Well, I can not speak for Jeff, but YES! If you can tolerate the weight, the mechanical hum (damn hard to get rid of it), not to mention that you can't place it near the anlog front-end (electrical hum), then I would concur that choke inputs are better.
Why?
Lots of reasons.
One, current peaks on the transformer are much lower. This helps to reduce gabage created by the recitifiers switching on and off.
Two, it adds ripple reduction. Back when all we had was tube amps, with wimpy little filter caps, we had to use choke input supplies. Somehow, things still managed to sound good. Right?

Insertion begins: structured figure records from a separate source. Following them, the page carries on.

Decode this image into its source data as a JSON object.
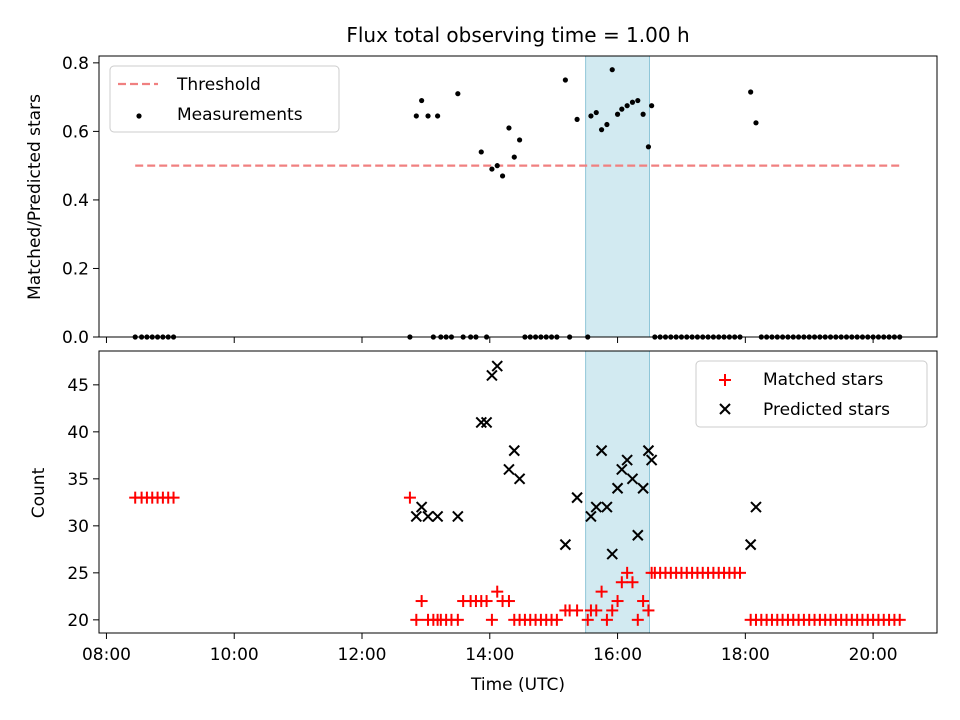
{
  "chart_data": [
    {
      "type": "scatter",
      "title": "Flux total observing time = 1.00 h",
      "xlabel": "",
      "ylabel": "Matched/Predicted stars",
      "ylim": [
        0,
        0.82
      ],
      "yticks": [
        0.0,
        0.2,
        0.4,
        0.6,
        0.8
      ],
      "ytick_labels": [
        "0.0",
        "0.2",
        "0.4",
        "0.6",
        "0.8"
      ],
      "xlim": [
        "07:53",
        "21:00"
      ],
      "xticks": [
        "08:00",
        "10:00",
        "12:00",
        "14:00",
        "16:00",
        "18:00",
        "20:00"
      ],
      "legend_position": "top-left",
      "shaded_interval": {
        "start": "15:30",
        "end": "16:30",
        "color": "#add8e6"
      },
      "threshold": {
        "name": "Threshold",
        "value": 0.5,
        "x_start": "08:27",
        "x_end": "20:27",
        "color": "#f08080",
        "style": "dashed"
      },
      "series": [
        {
          "name": "Measurements",
          "color": "#000000",
          "marker": "dot",
          "points": [
            [
              "08:27",
              0
            ],
            [
              "08:33",
              0
            ],
            [
              "08:38",
              0
            ],
            [
              "08:43",
              0
            ],
            [
              "08:48",
              0
            ],
            [
              "08:53",
              0
            ],
            [
              "08:58",
              0
            ],
            [
              "09:03",
              0
            ],
            [
              "12:45",
              0
            ],
            [
              "12:51",
              0.645
            ],
            [
              "12:56",
              0.69
            ],
            [
              "13:02",
              0.645
            ],
            [
              "13:07",
              0
            ],
            [
              "13:11",
              0.645
            ],
            [
              "13:14",
              0
            ],
            [
              "13:19",
              0
            ],
            [
              "13:24",
              0
            ],
            [
              "13:30",
              0.71
            ],
            [
              "13:35",
              0
            ],
            [
              "13:42",
              0
            ],
            [
              "13:47",
              0
            ],
            [
              "13:52",
              0.54
            ],
            [
              "13:57",
              0
            ],
            [
              "14:02",
              0.49
            ],
            [
              "14:07",
              0.5
            ],
            [
              "14:12",
              0.47
            ],
            [
              "14:18",
              0.61
            ],
            [
              "14:23",
              0.525
            ],
            [
              "14:28",
              0.575
            ],
            [
              "14:33",
              0
            ],
            [
              "14:38",
              0
            ],
            [
              "14:43",
              0
            ],
            [
              "14:48",
              0
            ],
            [
              "14:53",
              0
            ],
            [
              "14:58",
              0
            ],
            [
              "15:03",
              0
            ],
            [
              "15:11",
              0.75
            ],
            [
              "15:22",
              0.635
            ],
            [
              "15:15",
              0
            ],
            [
              "15:32",
              0
            ],
            [
              "15:35",
              0.645
            ],
            [
              "15:40",
              0.655
            ],
            [
              "15:45",
              0.605
            ],
            [
              "15:50",
              0.62
            ],
            [
              "15:55",
              0.78
            ],
            [
              "16:00",
              0.65
            ],
            [
              "16:04",
              0.665
            ],
            [
              "16:09",
              0.675
            ],
            [
              "16:14",
              0.685
            ],
            [
              "16:19",
              0.69
            ],
            [
              "16:24",
              0.65
            ],
            [
              "16:29",
              0.555
            ],
            [
              "16:32",
              0.675
            ],
            [
              "16:35",
              0
            ],
            [
              "16:40",
              0
            ],
            [
              "16:45",
              0
            ],
            [
              "16:50",
              0
            ],
            [
              "16:55",
              0
            ],
            [
              "17:00",
              0
            ],
            [
              "17:05",
              0
            ],
            [
              "17:10",
              0
            ],
            [
              "17:15",
              0
            ],
            [
              "17:20",
              0
            ],
            [
              "17:25",
              0
            ],
            [
              "17:30",
              0
            ],
            [
              "17:35",
              0
            ],
            [
              "17:40",
              0
            ],
            [
              "17:45",
              0
            ],
            [
              "17:50",
              0
            ],
            [
              "17:55",
              0
            ],
            [
              "18:05",
              0.715
            ],
            [
              "18:10",
              0.625
            ],
            [
              "18:15",
              0
            ],
            [
              "18:20",
              0
            ],
            [
              "18:25",
              0
            ],
            [
              "18:30",
              0
            ],
            [
              "18:35",
              0
            ],
            [
              "18:40",
              0
            ],
            [
              "18:45",
              0
            ],
            [
              "18:50",
              0
            ],
            [
              "18:55",
              0
            ],
            [
              "19:00",
              0
            ],
            [
              "19:05",
              0
            ],
            [
              "19:10",
              0
            ],
            [
              "19:15",
              0
            ],
            [
              "19:20",
              0
            ],
            [
              "19:25",
              0
            ],
            [
              "19:30",
              0
            ],
            [
              "19:35",
              0
            ],
            [
              "19:40",
              0
            ],
            [
              "19:45",
              0
            ],
            [
              "19:50",
              0
            ],
            [
              "19:55",
              0
            ],
            [
              "20:00",
              0
            ],
            [
              "20:05",
              0
            ],
            [
              "20:10",
              0
            ],
            [
              "20:15",
              0
            ],
            [
              "20:20",
              0
            ],
            [
              "20:25",
              0
            ]
          ]
        }
      ]
    },
    {
      "type": "scatter",
      "title": "",
      "xlabel": "Time (UTC)",
      "ylabel": "Count",
      "ylim": [
        18.6,
        48.6
      ],
      "yticks": [
        20,
        25,
        30,
        35,
        40,
        45
      ],
      "ytick_labels": [
        "20",
        "25",
        "30",
        "35",
        "40",
        "45"
      ],
      "xlim": [
        "07:53",
        "21:00"
      ],
      "xticks": [
        "08:00",
        "10:00",
        "12:00",
        "14:00",
        "16:00",
        "18:00",
        "20:00"
      ],
      "xtick_labels": [
        "08:00",
        "10:00",
        "12:00",
        "14:00",
        "16:00",
        "18:00",
        "20:00"
      ],
      "legend_position": "top-right",
      "shaded_interval": {
        "start": "15:30",
        "end": "16:30",
        "color": "#add8e6"
      },
      "series": [
        {
          "name": "Matched stars",
          "color": "#ff0000",
          "marker": "plus",
          "points": [
            [
              "08:27",
              33
            ],
            [
              "08:33",
              33
            ],
            [
              "08:38",
              33
            ],
            [
              "08:43",
              33
            ],
            [
              "08:48",
              33
            ],
            [
              "08:53",
              33
            ],
            [
              "08:58",
              33
            ],
            [
              "09:03",
              33
            ],
            [
              "12:45",
              33
            ],
            [
              "12:51",
              20
            ],
            [
              "12:56",
              22
            ],
            [
              "13:02",
              20
            ],
            [
              "13:07",
              20
            ],
            [
              "13:11",
              20
            ],
            [
              "13:14",
              20
            ],
            [
              "13:19",
              20
            ],
            [
              "13:24",
              20
            ],
            [
              "13:30",
              20
            ],
            [
              "13:35",
              22
            ],
            [
              "13:42",
              22
            ],
            [
              "13:47",
              22
            ],
            [
              "13:52",
              22
            ],
            [
              "13:57",
              22
            ],
            [
              "14:02",
              20
            ],
            [
              "14:07",
              23
            ],
            [
              "14:12",
              22
            ],
            [
              "14:18",
              22
            ],
            [
              "14:23",
              20
            ],
            [
              "14:28",
              20
            ],
            [
              "14:33",
              20
            ],
            [
              "14:38",
              20
            ],
            [
              "14:43",
              20
            ],
            [
              "14:48",
              20
            ],
            [
              "14:53",
              20
            ],
            [
              "14:58",
              20
            ],
            [
              "15:03",
              20
            ],
            [
              "15:11",
              21
            ],
            [
              "15:15",
              21
            ],
            [
              "15:22",
              21
            ],
            [
              "15:32",
              20
            ],
            [
              "15:35",
              21
            ],
            [
              "15:40",
              21
            ],
            [
              "15:45",
              23
            ],
            [
              "15:50",
              20
            ],
            [
              "15:55",
              21
            ],
            [
              "16:00",
              22
            ],
            [
              "16:04",
              24
            ],
            [
              "16:09",
              25
            ],
            [
              "16:14",
              24
            ],
            [
              "16:19",
              20
            ],
            [
              "16:24",
              22
            ],
            [
              "16:29",
              21
            ],
            [
              "16:32",
              25
            ],
            [
              "16:35",
              25
            ],
            [
              "16:40",
              25
            ],
            [
              "16:45",
              25
            ],
            [
              "16:50",
              25
            ],
            [
              "16:55",
              25
            ],
            [
              "17:00",
              25
            ],
            [
              "17:05",
              25
            ],
            [
              "17:10",
              25
            ],
            [
              "17:15",
              25
            ],
            [
              "17:20",
              25
            ],
            [
              "17:25",
              25
            ],
            [
              "17:30",
              25
            ],
            [
              "17:35",
              25
            ],
            [
              "17:40",
              25
            ],
            [
              "17:45",
              25
            ],
            [
              "17:50",
              25
            ],
            [
              "17:55",
              25
            ],
            [
              "18:05",
              20
            ],
            [
              "18:10",
              20
            ],
            [
              "18:15",
              20
            ],
            [
              "18:20",
              20
            ],
            [
              "18:25",
              20
            ],
            [
              "18:30",
              20
            ],
            [
              "18:35",
              20
            ],
            [
              "18:40",
              20
            ],
            [
              "18:45",
              20
            ],
            [
              "18:50",
              20
            ],
            [
              "18:55",
              20
            ],
            [
              "19:00",
              20
            ],
            [
              "19:05",
              20
            ],
            [
              "19:10",
              20
            ],
            [
              "19:15",
              20
            ],
            [
              "19:20",
              20
            ],
            [
              "19:25",
              20
            ],
            [
              "19:30",
              20
            ],
            [
              "19:35",
              20
            ],
            [
              "19:40",
              20
            ],
            [
              "19:45",
              20
            ],
            [
              "19:50",
              20
            ],
            [
              "19:55",
              20
            ],
            [
              "20:00",
              20
            ],
            [
              "20:05",
              20
            ],
            [
              "20:10",
              20
            ],
            [
              "20:15",
              20
            ],
            [
              "20:20",
              20
            ],
            [
              "20:25",
              20
            ]
          ]
        },
        {
          "name": "Predicted stars",
          "color": "#000000",
          "marker": "x",
          "points": [
            [
              "12:51",
              31
            ],
            [
              "12:56",
              32
            ],
            [
              "13:02",
              31
            ],
            [
              "13:11",
              31
            ],
            [
              "13:30",
              31
            ],
            [
              "13:52",
              41
            ],
            [
              "13:57",
              41
            ],
            [
              "14:02",
              46
            ],
            [
              "14:07",
              47
            ],
            [
              "14:18",
              36
            ],
            [
              "14:23",
              38
            ],
            [
              "14:28",
              35
            ],
            [
              "15:11",
              28
            ],
            [
              "15:22",
              33
            ],
            [
              "15:35",
              31
            ],
            [
              "15:40",
              32
            ],
            [
              "15:45",
              38
            ],
            [
              "15:50",
              32
            ],
            [
              "15:55",
              27
            ],
            [
              "16:00",
              34
            ],
            [
              "16:04",
              36
            ],
            [
              "16:09",
              37
            ],
            [
              "16:14",
              35
            ],
            [
              "16:19",
              29
            ],
            [
              "16:24",
              34
            ],
            [
              "16:29",
              38
            ],
            [
              "16:32",
              37
            ],
            [
              "18:05",
              28
            ],
            [
              "18:10",
              32
            ]
          ]
        }
      ]
    }
  ]
}
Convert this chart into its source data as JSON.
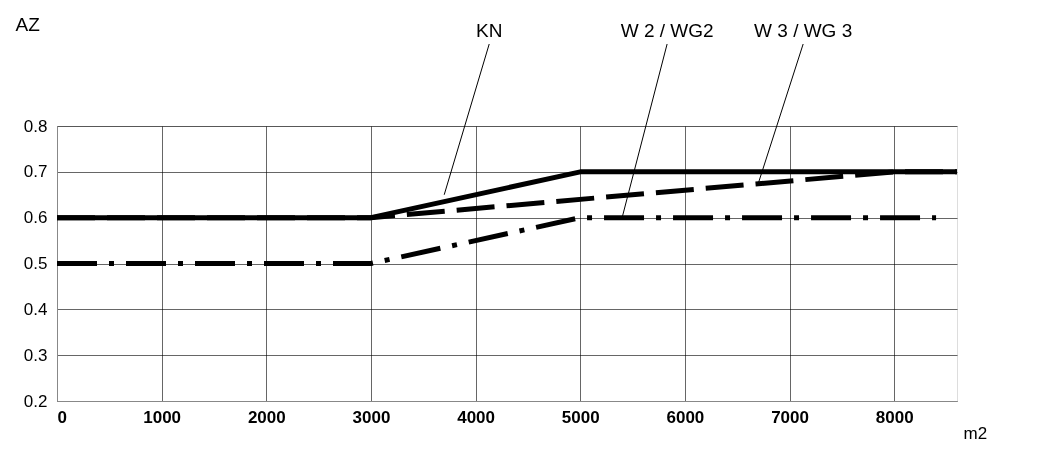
{
  "chart_data": {
    "type": "line",
    "xlabel": "m2",
    "ylabel": "AZ",
    "xlim": [
      0,
      8600
    ],
    "xticks": [
      0,
      1000,
      2000,
      3000,
      4000,
      5000,
      6000,
      7000,
      8000
    ],
    "ylim": [
      0.2,
      0.8
    ],
    "yticks": [
      0.2,
      0.3,
      0.4,
      0.5,
      0.6,
      0.7,
      0.8
    ],
    "grid": true,
    "series": [
      {
        "color": "#000000",
        "line_style": "solid",
        "x": [
          0,
          3000,
          5000,
          8600
        ],
        "values": [
          0.6,
          0.6,
          0.7,
          0.7
        ]
      },
      {
        "color": "#000000",
        "line_style": "dotted",
        "x": [
          0,
          3000,
          5000,
          8400
        ],
        "values": [
          0.5,
          0.5,
          0.6,
          0.6
        ]
      },
      {
        "color": "#000000",
        "line_style": "dashed",
        "x": [
          0,
          3000,
          8000,
          8600
        ],
        "values": [
          0.6,
          0.6,
          0.7,
          0.7
        ]
      }
    ],
    "annotations": [
      {
        "text": "KN",
        "x": 3700,
        "y": 0.65
      },
      {
        "text": "W 2 / WG2",
        "x": 5400,
        "y": 0.6
      },
      {
        "text": "W 3 / WG 3",
        "x": 6700,
        "y": 0.674
      }
    ]
  }
}
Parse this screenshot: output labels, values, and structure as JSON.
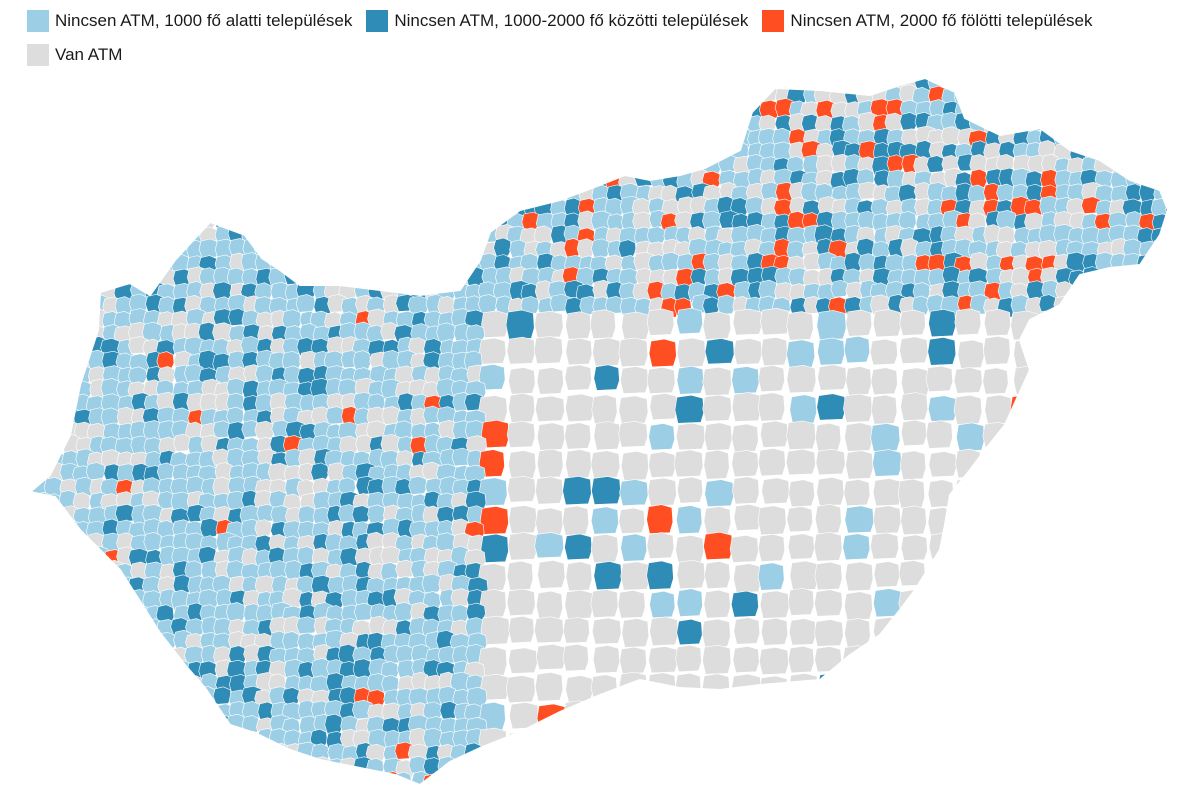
{
  "legend": {
    "items": [
      {
        "label": "Nincsen ATM, 1000 fő alatti települések",
        "color": "#9ccfe6"
      },
      {
        "label": "Nincsen ATM, 1000-2000 fő közötti települések",
        "color": "#2f8cb6"
      },
      {
        "label": "Nincsen ATM, 2000 fő fölötti települések",
        "color": "#ff4f22"
      },
      {
        "label": "Van ATM",
        "color": "#dddddd"
      }
    ]
  },
  "map": {
    "region": "Hungary",
    "border_color": "#ffffff"
  }
}
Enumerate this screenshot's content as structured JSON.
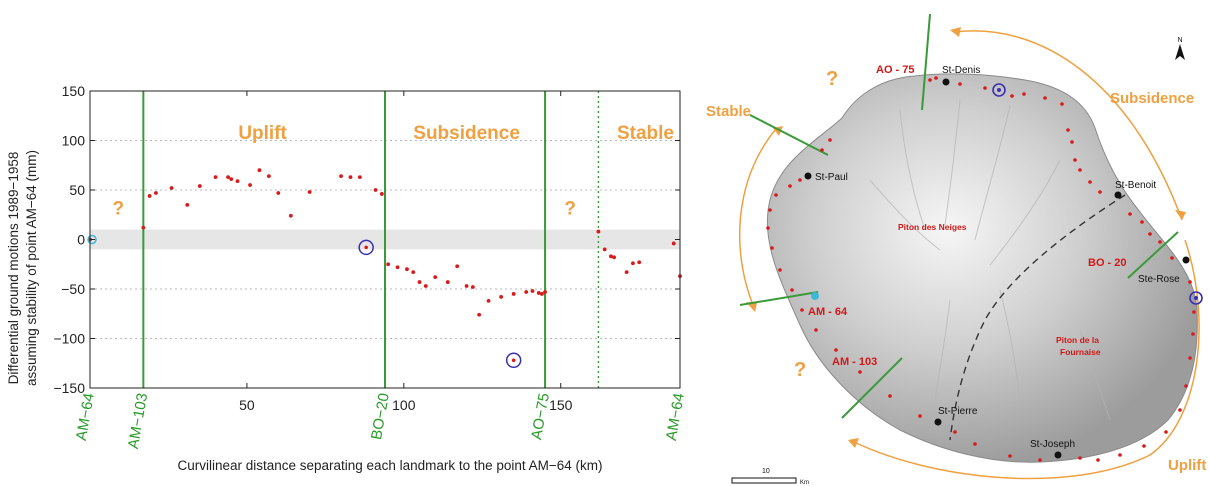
{
  "chart_data": {
    "type": "scatter",
    "xlabel": "Curvilinear distance separating each landmark to the point AM−64 (km)",
    "ylabel_line1": "Differential ground motions 1989−1958",
    "ylabel_line2": "assuming stability of point AM−64 (mm)",
    "xlim": [
      0,
      188
    ],
    "ylim": [
      -150,
      150
    ],
    "yticks": [
      150,
      100,
      50,
      0,
      -50,
      -100,
      -150
    ],
    "yticklabels": [
      "150",
      "100",
      "50",
      "0",
      "−50",
      "−100",
      "−150"
    ],
    "xticks": [
      50,
      100,
      150
    ],
    "xticklabels": [
      "50",
      "100",
      "150"
    ],
    "stability_band": [
      -10,
      10
    ],
    "grid": "horizontal dotted",
    "benchmarks": [
      {
        "label": "AM−64",
        "x": 0
      },
      {
        "label": "AM−103",
        "x": 17
      },
      {
        "label": "BO−20",
        "x": 94
      },
      {
        "label": "AO−75",
        "x": 145
      },
      {
        "label": "AM−64",
        "x": 188
      }
    ],
    "boundaries": [
      {
        "x": 17,
        "style": "solid"
      },
      {
        "x": 94,
        "style": "solid"
      },
      {
        "x": 145,
        "style": "solid"
      },
      {
        "x": 162,
        "style": "dotted"
      }
    ],
    "zones": [
      {
        "label": "Uplift",
        "x": 55
      },
      {
        "label": "Subsidence",
        "x": 120
      },
      {
        "label": "Stable",
        "x": 177
      }
    ],
    "question_marks": [
      {
        "label": "?",
        "x": 9,
        "y": 20
      },
      {
        "label": "?",
        "x": 153,
        "y": 20
      }
    ],
    "points": [
      {
        "x": 0,
        "y": 0
      },
      {
        "x": 17,
        "y": 12
      },
      {
        "x": 19,
        "y": 44
      },
      {
        "x": 21,
        "y": 47
      },
      {
        "x": 26,
        "y": 52
      },
      {
        "x": 31,
        "y": 35
      },
      {
        "x": 35,
        "y": 54
      },
      {
        "x": 40,
        "y": 63
      },
      {
        "x": 44,
        "y": 63
      },
      {
        "x": 45,
        "y": 61
      },
      {
        "x": 47,
        "y": 59
      },
      {
        "x": 51,
        "y": 55
      },
      {
        "x": 54,
        "y": 70
      },
      {
        "x": 57,
        "y": 64
      },
      {
        "x": 60,
        "y": 47
      },
      {
        "x": 64,
        "y": 24
      },
      {
        "x": 70,
        "y": 48
      },
      {
        "x": 80,
        "y": 64
      },
      {
        "x": 83,
        "y": 63
      },
      {
        "x": 86,
        "y": 63
      },
      {
        "x": 91,
        "y": 50
      },
      {
        "x": 93,
        "y": 46
      },
      {
        "x": 95,
        "y": -25
      },
      {
        "x": 98,
        "y": -28
      },
      {
        "x": 101,
        "y": -30
      },
      {
        "x": 103,
        "y": -33
      },
      {
        "x": 105,
        "y": -43
      },
      {
        "x": 107,
        "y": -47
      },
      {
        "x": 110,
        "y": -38
      },
      {
        "x": 114,
        "y": -43
      },
      {
        "x": 117,
        "y": -27
      },
      {
        "x": 120,
        "y": -47
      },
      {
        "x": 122,
        "y": -48
      },
      {
        "x": 124,
        "y": -76
      },
      {
        "x": 127,
        "y": -62
      },
      {
        "x": 131,
        "y": -58
      },
      {
        "x": 135,
        "y": -55
      },
      {
        "x": 139,
        "y": -53
      },
      {
        "x": 141,
        "y": -52
      },
      {
        "x": 143,
        "y": -54
      },
      {
        "x": 144,
        "y": -55
      },
      {
        "x": 145,
        "y": -53
      },
      {
        "x": 162,
        "y": 8
      },
      {
        "x": 164,
        "y": -10
      },
      {
        "x": 166,
        "y": -17
      },
      {
        "x": 167,
        "y": -18
      },
      {
        "x": 171,
        "y": -33
      },
      {
        "x": 173,
        "y": -24
      },
      {
        "x": 175,
        "y": -23
      },
      {
        "x": 186,
        "y": -4
      },
      {
        "x": 188,
        "y": -37
      }
    ],
    "circled_points": [
      {
        "x": 88,
        "y": -8
      },
      {
        "x": 135,
        "y": -122
      }
    ]
  },
  "map": {
    "north_label": "N",
    "arc_labels": {
      "subsidence": "Subsidence",
      "stable": "Stable",
      "uplift": "Uplift"
    },
    "question_marks": [
      "?",
      "?"
    ],
    "benchmarks": {
      "ao75": "AO - 75",
      "bo20": "BO - 20",
      "am64": "AM - 64",
      "am103": "AM - 103"
    },
    "towns": {
      "st_denis": "St-Denis",
      "st_paul": "St-Paul",
      "st_benoit": "St-Benoit",
      "ste_rose": "Ste-Rose",
      "st_pierre": "St-Pierre",
      "st_joseph": "St-Joseph"
    },
    "relief": {
      "piton_neiges": "Piton des Neiges",
      "piton_fournaise_1": "Piton de la",
      "piton_fournaise_2": "Fournaise"
    },
    "scale_bar": {
      "value": "10",
      "unit": "Km"
    }
  },
  "colors": {
    "points": "#d91a1a",
    "boundary": "#3a9a3a",
    "zone_label": "#f0a040",
    "circle": "#3b2fb0",
    "band": "#e6e6e6",
    "am64_marker": "#3fb8d8"
  }
}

Yeah, I know.....only two reasons. Yes, but. There are sublte interactions between transformer VA rating and core utilisation, peak charging curents, filter cap size and ESR/ESL, that can not be easily explained. (Trust me, ok?) You could spend a lifetime building amps, and not be able to explain or predict how it all works.
Anyway, the Far East market is very demanding. If Jeff said that his agents there kvetched about hum, then I would take that as gospel.
As for batteries:
I know it sounds counter-intuitive, but batteries sound noisy. I realise in many circles that is the hot mod of choice, but listen to one long enough, and you will concur. Sure, no 120 Hz ripple, but that may be its only advantage.
I believe the SMPS that Jeff uses employs a technique called "power factor correction". To the user, how it actually works should not be important. What should be important is that it should reduce noise generated in the AC/DC process.